Ter matutino Tiberi mergetur.

Sat. VI, v. 523.

Le nombre de ces ablutions était ordinairement de trois.

V. 19. Staio. — Ce Staius était un juge prévaricateur, fameux par ses scélératesses.

V. 26. Ergenna. — C’est le nom d’un prêtre toscan.

V. 27. Bidental. — On appelait bidental un lieu où le tonnerre était tombé. On purifiait ce lieu en y sacrifiant une brebis de deux ans, bidens, qui le rendait vénérable comme les bois consacrés aux dieux.

Si un homme avait été foudroyé, on enterrait son cadavre, au lieu de le brûler, suivant l’usage.

V. 31. Ecce avia, etc. — C’était toujours l’aïeule ou la tante maternelle qui se chargeait de purifier l’enfant nouveau-né, en lui frottant le front et les lèvres de salive, avec le doigt du milieu.

V. 34. Urentes oculos. — On croyait généralement que le regard d’un envieux pouvait ensorceler. Urentes oculos est ce qu’on appelle encore aujourd’hui le mauvais œil.

Virgile a dit, dans sa troisième églogue

Nescio quis teneros oculus mihi fascinat agnos.

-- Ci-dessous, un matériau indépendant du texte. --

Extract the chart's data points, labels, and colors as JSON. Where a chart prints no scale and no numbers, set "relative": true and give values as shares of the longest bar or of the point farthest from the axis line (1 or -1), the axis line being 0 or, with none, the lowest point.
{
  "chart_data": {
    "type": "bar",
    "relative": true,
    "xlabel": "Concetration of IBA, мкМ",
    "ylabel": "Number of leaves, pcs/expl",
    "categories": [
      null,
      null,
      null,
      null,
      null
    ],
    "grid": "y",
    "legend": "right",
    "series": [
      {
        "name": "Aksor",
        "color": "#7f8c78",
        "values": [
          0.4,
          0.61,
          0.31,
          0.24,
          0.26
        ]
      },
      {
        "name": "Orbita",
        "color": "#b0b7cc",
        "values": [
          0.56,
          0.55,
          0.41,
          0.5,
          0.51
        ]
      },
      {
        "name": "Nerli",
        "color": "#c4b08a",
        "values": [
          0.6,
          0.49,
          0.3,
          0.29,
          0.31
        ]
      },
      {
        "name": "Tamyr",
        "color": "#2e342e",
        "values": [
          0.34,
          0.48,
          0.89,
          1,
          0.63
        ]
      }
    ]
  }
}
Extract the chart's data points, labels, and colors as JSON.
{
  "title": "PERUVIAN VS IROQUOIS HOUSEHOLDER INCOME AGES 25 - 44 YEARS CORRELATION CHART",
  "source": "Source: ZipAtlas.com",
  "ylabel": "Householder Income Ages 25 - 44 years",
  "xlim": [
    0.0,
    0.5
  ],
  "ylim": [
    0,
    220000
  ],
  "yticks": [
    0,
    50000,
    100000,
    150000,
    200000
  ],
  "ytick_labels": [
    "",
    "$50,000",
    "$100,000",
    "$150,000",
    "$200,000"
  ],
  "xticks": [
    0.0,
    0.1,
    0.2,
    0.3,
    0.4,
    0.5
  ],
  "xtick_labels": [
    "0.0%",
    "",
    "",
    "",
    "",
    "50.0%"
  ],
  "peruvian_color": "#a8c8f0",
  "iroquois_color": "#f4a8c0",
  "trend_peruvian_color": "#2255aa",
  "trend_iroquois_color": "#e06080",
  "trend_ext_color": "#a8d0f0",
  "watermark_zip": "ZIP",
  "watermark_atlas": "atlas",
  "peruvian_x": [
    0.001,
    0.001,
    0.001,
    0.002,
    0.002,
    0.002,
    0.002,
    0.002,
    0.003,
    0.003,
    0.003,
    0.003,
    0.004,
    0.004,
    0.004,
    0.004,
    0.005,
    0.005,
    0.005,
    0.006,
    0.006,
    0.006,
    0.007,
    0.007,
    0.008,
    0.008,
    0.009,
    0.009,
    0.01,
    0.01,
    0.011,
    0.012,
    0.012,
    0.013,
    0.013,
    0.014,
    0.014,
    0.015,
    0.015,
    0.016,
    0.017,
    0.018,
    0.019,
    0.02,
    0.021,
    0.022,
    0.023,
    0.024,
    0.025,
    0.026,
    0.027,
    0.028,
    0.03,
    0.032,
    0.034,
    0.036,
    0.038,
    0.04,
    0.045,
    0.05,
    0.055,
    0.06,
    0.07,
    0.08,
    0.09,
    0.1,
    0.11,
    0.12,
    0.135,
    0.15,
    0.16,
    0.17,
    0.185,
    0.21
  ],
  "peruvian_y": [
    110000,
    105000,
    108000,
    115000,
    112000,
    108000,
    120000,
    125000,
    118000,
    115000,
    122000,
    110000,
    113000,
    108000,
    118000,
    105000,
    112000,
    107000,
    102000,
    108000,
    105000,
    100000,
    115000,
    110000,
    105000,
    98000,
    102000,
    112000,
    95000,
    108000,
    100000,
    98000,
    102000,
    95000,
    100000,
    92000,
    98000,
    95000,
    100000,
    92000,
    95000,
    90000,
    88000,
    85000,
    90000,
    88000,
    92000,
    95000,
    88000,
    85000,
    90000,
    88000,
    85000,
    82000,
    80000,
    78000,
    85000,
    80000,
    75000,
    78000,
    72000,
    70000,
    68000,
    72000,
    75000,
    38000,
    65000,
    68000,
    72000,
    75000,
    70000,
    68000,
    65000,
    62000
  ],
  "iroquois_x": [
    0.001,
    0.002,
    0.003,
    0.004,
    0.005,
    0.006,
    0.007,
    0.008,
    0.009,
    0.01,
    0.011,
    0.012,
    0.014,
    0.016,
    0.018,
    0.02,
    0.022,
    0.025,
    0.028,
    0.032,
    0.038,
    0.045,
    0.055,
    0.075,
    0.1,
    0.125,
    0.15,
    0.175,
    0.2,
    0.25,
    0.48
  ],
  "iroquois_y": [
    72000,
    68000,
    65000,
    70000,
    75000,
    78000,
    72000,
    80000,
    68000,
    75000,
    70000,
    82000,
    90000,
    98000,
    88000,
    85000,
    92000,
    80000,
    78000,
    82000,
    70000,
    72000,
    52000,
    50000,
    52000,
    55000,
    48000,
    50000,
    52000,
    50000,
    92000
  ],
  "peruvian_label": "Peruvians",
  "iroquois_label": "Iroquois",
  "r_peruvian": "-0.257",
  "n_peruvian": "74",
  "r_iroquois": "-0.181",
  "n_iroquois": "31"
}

V. 40. Albata rogarit! — Les anciens pensaient que la couleur blanche était la plus agréable aux dieux, aussi avaient-ils coutume de s’habiller de blanc pour sacrifier.

V. 44. Mercurium. — Mercure, dieu du gain.

V. 56. Fratres ahenos. — Casaubon pense qu’il faut voir dans ces frères de bronze les cinquante fils d’Egyptus. dont les statues équestres décoraient le portique du temple d’Apollon Palatin, avec celles des Danaïdes. Quelques-unes de ces statues passaient pour envoyer des songes favorables et véridiques.

V. 70. Veneri donatæ. — Les jeunes filles, parvenues à l’âge de puberté, consacraient leurs poupées à Vénus, dans l’espoir d’obtenir un heureux mariage.

V. 72 Messalæ. — Ce fils du grand Messala était Messalinus Cotta, que Pline cite comme un des plus fameux gourmands.

V. 75. Farre litabo. — C’était un gâteau de blé ou d’orge grillé, qu’on assaisonnait de sel.